By Dave Snyder
The FBI is planning to announce the awarding of a $1 billion, 10-year contract in an increased effort to “protect the borders to keep the terrorists out, protect our citizens, our neighbors, our children so they can have good jobs, and have a safe country to live in,” in the words of FBI Biometric Services Section Chief Kimberly Del Greco.
This seems to be a noble cause and something everyone can agree is important, but how exactly does the FBI plan on doing this? The FBI wants to create a database which compiles various types of biometric data, such as palm prints, eye scans, facial structures and even data regarding scars and tattoos.
And certainly this won’t only be used to track terrorists and criminals, as many of the FBI background checks (which already compile some of this data) are for people who are involved in such things as teaching and elder care.
While one can make the argument that this does not necessarily mean the system will affect every American citizen, regardless of his or her activities or standing in the criminal justice system, one has to admit that the potential is certainly there.
In this day and age, when government is too vast and too many operations and actions are being undertaken in secret in the name of “national security,” we must realize that this is potentially opening the door for a very Orwellian state and system in this country.
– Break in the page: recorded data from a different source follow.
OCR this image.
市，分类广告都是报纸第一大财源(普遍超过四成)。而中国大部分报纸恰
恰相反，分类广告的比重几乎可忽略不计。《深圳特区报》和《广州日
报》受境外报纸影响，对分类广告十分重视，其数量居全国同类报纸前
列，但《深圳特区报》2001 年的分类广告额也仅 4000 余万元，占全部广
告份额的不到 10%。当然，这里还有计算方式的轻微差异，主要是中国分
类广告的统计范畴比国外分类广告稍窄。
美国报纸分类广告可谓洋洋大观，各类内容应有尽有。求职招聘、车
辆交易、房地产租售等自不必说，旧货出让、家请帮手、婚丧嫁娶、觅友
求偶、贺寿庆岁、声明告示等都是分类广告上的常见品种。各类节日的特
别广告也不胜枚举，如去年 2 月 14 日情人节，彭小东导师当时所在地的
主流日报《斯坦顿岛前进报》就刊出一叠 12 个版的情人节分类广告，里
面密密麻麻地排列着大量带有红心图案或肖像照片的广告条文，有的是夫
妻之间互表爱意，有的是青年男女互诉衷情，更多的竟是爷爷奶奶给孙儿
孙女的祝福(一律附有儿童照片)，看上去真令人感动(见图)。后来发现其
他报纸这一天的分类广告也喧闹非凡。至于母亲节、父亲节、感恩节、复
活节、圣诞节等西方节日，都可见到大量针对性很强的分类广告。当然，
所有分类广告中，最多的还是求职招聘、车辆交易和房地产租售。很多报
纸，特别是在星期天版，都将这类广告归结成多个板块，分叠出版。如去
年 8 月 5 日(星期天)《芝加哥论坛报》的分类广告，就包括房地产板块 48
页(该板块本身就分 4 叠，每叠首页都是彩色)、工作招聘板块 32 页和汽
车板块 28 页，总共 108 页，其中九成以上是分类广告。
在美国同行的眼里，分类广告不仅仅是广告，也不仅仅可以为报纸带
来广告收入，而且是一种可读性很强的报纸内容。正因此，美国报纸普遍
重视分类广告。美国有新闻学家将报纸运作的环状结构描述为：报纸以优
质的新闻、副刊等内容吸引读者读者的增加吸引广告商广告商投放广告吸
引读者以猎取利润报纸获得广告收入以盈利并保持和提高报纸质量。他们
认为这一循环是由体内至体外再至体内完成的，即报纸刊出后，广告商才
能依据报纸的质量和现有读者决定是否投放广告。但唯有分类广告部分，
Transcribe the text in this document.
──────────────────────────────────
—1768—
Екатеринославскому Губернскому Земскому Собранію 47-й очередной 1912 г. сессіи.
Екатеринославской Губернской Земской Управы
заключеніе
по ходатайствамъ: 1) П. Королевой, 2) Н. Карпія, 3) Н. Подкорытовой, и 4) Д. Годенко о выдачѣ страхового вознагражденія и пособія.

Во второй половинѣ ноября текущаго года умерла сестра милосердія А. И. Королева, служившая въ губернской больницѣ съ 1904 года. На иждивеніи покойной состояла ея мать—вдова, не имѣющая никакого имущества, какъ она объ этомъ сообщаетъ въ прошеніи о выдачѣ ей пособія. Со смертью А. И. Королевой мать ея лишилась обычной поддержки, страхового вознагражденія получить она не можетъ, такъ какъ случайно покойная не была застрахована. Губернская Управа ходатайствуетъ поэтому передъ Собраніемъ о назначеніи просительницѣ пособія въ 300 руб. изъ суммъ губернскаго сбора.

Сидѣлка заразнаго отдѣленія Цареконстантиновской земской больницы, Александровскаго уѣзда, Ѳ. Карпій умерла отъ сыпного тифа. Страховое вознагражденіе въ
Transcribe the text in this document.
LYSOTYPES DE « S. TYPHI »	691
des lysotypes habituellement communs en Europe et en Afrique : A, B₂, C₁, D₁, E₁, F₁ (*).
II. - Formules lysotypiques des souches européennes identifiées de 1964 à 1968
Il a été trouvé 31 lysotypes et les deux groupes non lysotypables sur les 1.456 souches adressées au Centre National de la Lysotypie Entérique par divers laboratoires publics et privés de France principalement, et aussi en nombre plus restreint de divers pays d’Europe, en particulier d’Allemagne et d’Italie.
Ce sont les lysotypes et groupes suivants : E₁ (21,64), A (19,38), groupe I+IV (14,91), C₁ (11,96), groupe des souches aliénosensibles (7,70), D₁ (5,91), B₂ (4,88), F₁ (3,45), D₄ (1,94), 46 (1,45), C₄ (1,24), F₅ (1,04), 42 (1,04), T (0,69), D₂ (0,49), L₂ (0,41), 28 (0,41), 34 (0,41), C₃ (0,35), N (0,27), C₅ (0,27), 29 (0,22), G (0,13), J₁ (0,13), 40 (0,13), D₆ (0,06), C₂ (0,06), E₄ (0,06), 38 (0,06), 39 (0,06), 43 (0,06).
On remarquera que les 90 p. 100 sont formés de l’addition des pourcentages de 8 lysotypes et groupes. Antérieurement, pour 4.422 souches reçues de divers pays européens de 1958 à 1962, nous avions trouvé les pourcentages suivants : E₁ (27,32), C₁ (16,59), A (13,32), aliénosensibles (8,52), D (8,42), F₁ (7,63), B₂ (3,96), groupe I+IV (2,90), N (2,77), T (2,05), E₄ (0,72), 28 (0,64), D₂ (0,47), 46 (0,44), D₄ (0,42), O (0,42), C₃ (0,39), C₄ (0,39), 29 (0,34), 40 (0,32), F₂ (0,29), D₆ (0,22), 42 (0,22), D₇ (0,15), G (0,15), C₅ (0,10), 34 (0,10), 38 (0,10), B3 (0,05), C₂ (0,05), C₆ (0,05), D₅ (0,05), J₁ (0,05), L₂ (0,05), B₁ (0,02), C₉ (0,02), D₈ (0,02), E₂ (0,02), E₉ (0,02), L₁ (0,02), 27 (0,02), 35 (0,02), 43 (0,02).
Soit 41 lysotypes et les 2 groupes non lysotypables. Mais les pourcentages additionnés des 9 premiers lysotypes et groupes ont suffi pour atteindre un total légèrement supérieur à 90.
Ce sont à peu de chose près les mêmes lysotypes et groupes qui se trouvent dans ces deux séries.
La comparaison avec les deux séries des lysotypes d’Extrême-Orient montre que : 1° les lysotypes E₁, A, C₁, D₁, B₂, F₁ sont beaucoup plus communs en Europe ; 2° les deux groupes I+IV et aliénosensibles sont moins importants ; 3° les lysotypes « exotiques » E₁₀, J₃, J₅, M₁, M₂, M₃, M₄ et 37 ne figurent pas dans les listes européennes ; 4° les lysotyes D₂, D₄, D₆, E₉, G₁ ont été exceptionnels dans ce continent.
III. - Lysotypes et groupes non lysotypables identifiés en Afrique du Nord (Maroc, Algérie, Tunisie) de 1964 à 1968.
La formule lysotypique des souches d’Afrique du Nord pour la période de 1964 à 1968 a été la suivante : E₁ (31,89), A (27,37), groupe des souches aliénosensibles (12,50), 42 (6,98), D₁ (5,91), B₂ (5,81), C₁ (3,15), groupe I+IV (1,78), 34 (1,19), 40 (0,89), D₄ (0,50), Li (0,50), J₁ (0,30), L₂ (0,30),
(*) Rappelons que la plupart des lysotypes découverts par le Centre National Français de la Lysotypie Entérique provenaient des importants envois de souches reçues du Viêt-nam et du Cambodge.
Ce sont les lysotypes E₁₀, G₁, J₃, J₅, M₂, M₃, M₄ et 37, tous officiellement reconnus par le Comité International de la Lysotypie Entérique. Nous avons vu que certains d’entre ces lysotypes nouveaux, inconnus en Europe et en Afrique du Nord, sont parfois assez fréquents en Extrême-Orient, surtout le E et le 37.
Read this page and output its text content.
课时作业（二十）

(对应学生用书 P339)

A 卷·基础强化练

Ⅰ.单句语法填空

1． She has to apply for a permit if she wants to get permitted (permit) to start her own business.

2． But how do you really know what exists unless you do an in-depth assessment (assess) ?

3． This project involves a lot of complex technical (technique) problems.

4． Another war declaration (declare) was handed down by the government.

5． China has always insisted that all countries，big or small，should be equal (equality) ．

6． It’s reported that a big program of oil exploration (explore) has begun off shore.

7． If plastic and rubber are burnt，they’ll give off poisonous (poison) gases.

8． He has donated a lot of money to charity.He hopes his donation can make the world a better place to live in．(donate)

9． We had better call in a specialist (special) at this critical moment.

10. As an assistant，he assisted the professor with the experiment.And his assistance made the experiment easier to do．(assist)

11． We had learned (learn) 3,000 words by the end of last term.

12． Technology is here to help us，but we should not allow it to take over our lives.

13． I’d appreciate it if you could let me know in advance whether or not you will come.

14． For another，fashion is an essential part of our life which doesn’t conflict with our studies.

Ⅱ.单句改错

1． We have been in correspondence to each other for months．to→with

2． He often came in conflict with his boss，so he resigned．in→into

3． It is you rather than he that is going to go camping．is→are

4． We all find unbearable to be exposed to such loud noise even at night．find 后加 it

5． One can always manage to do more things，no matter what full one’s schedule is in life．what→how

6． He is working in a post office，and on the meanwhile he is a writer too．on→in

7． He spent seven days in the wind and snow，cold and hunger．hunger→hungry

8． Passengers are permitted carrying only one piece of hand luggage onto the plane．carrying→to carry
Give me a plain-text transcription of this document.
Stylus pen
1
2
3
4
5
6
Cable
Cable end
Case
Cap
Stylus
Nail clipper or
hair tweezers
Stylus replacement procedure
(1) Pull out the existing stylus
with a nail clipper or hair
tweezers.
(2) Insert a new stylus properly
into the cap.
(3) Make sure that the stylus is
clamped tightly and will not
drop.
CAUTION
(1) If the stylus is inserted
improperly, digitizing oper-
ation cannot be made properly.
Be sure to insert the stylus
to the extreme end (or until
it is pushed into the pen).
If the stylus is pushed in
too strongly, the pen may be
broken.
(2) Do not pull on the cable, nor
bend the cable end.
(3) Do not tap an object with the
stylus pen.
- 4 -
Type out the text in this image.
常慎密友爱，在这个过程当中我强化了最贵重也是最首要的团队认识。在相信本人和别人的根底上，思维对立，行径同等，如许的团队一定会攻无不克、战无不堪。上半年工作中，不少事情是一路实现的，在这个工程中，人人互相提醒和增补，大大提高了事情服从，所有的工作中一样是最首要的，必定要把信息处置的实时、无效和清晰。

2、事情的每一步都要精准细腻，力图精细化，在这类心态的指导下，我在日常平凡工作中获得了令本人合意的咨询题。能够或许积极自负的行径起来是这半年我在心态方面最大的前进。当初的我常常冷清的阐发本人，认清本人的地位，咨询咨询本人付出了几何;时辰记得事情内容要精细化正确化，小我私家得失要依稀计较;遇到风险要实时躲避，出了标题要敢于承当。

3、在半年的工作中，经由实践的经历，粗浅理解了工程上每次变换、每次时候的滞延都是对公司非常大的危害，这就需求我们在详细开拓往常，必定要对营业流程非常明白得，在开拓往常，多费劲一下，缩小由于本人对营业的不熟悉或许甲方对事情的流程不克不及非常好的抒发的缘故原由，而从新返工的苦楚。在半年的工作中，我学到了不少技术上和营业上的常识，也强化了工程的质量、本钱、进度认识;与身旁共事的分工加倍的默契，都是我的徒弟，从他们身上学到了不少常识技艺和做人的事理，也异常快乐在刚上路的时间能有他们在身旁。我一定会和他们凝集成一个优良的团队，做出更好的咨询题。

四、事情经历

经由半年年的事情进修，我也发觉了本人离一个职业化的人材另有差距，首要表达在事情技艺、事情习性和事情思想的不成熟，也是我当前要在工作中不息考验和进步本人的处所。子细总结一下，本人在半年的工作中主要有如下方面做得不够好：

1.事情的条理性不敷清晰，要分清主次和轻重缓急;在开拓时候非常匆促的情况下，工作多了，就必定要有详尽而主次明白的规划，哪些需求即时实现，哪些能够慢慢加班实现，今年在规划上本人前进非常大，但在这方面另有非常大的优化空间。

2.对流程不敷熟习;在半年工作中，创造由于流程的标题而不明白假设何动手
While it is probably impossible to find people who disagree with the notion that we need to implement new measures to combat and prevent terrorism and crime, it seems far-fetched to assume that these same people would agree with actions such as these, which have far greater impacts on society as a whole.
Certainly I’m not out committing atrocious crimes such as rape and murder, and would have no reason to be fearful of the government having my biometric data on file to link me to these crimes, but is it wrong to want, or even expect, some reasonable amount of privacy in my daily life?
This revelation, coupled with other actions and discussions on the part of the government, is leading us in a direction that just doesn’t seem too comfortable and compatible with our notions of liberty, privacy and freedom. In the past few years the government has discussed and implemented plans for a National ID Card.
There is ongoing discussion about fencing off our borders to keep outsiders out (but perhaps also to keep insiders in?). And who can ignore the depth and secrecy of the NSA’s wiretapping program, which has caused considerable controversy even within the government.
We must be aware of the potential for mistakes to be made with systems such as this. How can we know for certain that the government won’t suspect a person of having ties to a terrorist or terrorist organization, only to later find out that they don’t and that all the private and personal information which has been collected about this person does not aid the government in its endeavors? And what would become of this information? Surely the government wouldn’t want to simply destroy it, because it may help them later, should they ever have a reason to identify or track this person down.
Now why couldn’t they just use this same justification for everyone, as an excuse to know where anyone is at any time? The truth is, they could, and this is why this system should be frightening to many people, not just to so-called “privacy advocates.” Do you really want the government to know when you’re engaging in … ahem … marital relations with your spouse? Even worse, would you want the government to know if you’re doing the same with someone other than your spouse (not that I advocate this at all, but we’re speaking hypothetically here)? I didn’t think so.
Based on these new revelations, we need to ask ourselves how much of our liberties and freedoms we are willing to give up in the name of “national security.”
It is wise to remember the words of Benjamin Franklin when considering this situation: “They that give up liberty to obtain a little temporary safety deserve neither liberty nor safety.” Are we moving towards a “more secure” and “safer” society, or are we moving towards the end of “society” as we know it?